Efesus 4:3: Memelihara Kesatuan Roh dalam Ikatan Damai Sejahtera

Pendahuluan
Surat Efesus adalah salah satu surat Rasul Paulus yang menekankan identitas gereja sebagai tubuh Kristus dan panggilannya untuk hidup dalam kesatuan. Dalam Efesus 4:3, Paulus menasihati jemaat untuk menjaga persatuan yang telah diberikan oleh Roh Kudus:
“Berusahalah sekuat tenaga untuk memelihara kesatuan Roh dalam ikatan damai sejahtera.” (Efesus 4:3, AYT)
Ayat ini menyoroti dua aspek utama dalam kehidupan gereja: kesatuan Roh dan ikatan damai sejahtera. Kesatuan ini bukan sesuatu yang harus diciptakan oleh manusia, melainkan sesuatu yang sudah diberikan oleh Roh Kudus dan harus dijaga oleh setiap anggota tubuh Kristus.
Dalam artikel ini, kita akan menganalisis ayat ini dari perspektif teologi Reformed, mengacu pada pandangan beberapa teolog seperti John Calvin, Matthew Henry, dan Charles Hodge. Kita juga akan membahas implikasinya bagi kehidupan Kristen dan gereja masa kini.
Konteks Efesus 4:3
Efesus pasal 4 adalah bagian dari surat Paulus yang beralih dari doktrin ke aplikasi praktis. Dalam pasal-pasal sebelumnya, Paulus telah menjelaskan tentang rencana Allah dalam mendamaikan orang Yahudi dan non-Yahudi dalam satu tubuh, yaitu gereja (Efesus 2:11-22).

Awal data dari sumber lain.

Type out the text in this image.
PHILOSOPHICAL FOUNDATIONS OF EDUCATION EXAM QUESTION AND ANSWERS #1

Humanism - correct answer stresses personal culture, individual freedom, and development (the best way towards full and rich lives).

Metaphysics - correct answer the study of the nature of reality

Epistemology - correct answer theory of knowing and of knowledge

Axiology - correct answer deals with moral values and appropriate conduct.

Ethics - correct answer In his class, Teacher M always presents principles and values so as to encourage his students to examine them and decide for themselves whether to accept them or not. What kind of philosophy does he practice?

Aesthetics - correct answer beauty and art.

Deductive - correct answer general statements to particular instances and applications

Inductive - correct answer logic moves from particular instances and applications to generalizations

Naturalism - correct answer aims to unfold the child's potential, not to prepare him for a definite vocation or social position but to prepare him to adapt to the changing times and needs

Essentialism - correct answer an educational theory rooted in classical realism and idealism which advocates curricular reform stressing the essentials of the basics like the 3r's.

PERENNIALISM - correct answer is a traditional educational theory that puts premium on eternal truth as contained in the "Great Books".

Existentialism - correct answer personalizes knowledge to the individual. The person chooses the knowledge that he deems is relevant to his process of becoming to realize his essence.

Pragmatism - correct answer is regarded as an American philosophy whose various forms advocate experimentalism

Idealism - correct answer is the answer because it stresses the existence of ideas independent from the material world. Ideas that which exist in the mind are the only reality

Dalam Efesus 4:1-2, Paulus mengajak orang percaya untuk hidup layak sesuai panggilan mereka, dengan rendah hati, lemah lembut, sabar, dan saling mengasihi. Kemudian, di ayat 3, ia menegaskan pentingnya memelihara kesatuan Roh dalam ikatan damai sejahtera.
Kesatuan yang dimaksud dalam ayat ini bukanlah keseragaman, tetapi kesatuan dalam keberagaman—kesatuan yang lahir dari pekerjaan Roh Kudus dalam kehidupan orang percaya.
Eksposisi Efesus 4:3 dalam Teologi Reformed
Teologi Reformed menekankan bahwa kesatuan gereja adalah karya Allah, bukan hasil usaha manusia. Namun, gereja memiliki tanggung jawab untuk memelihara kesatuan ini dengan ketaatan, kasih, dan hidup yang berpusat pada Injil.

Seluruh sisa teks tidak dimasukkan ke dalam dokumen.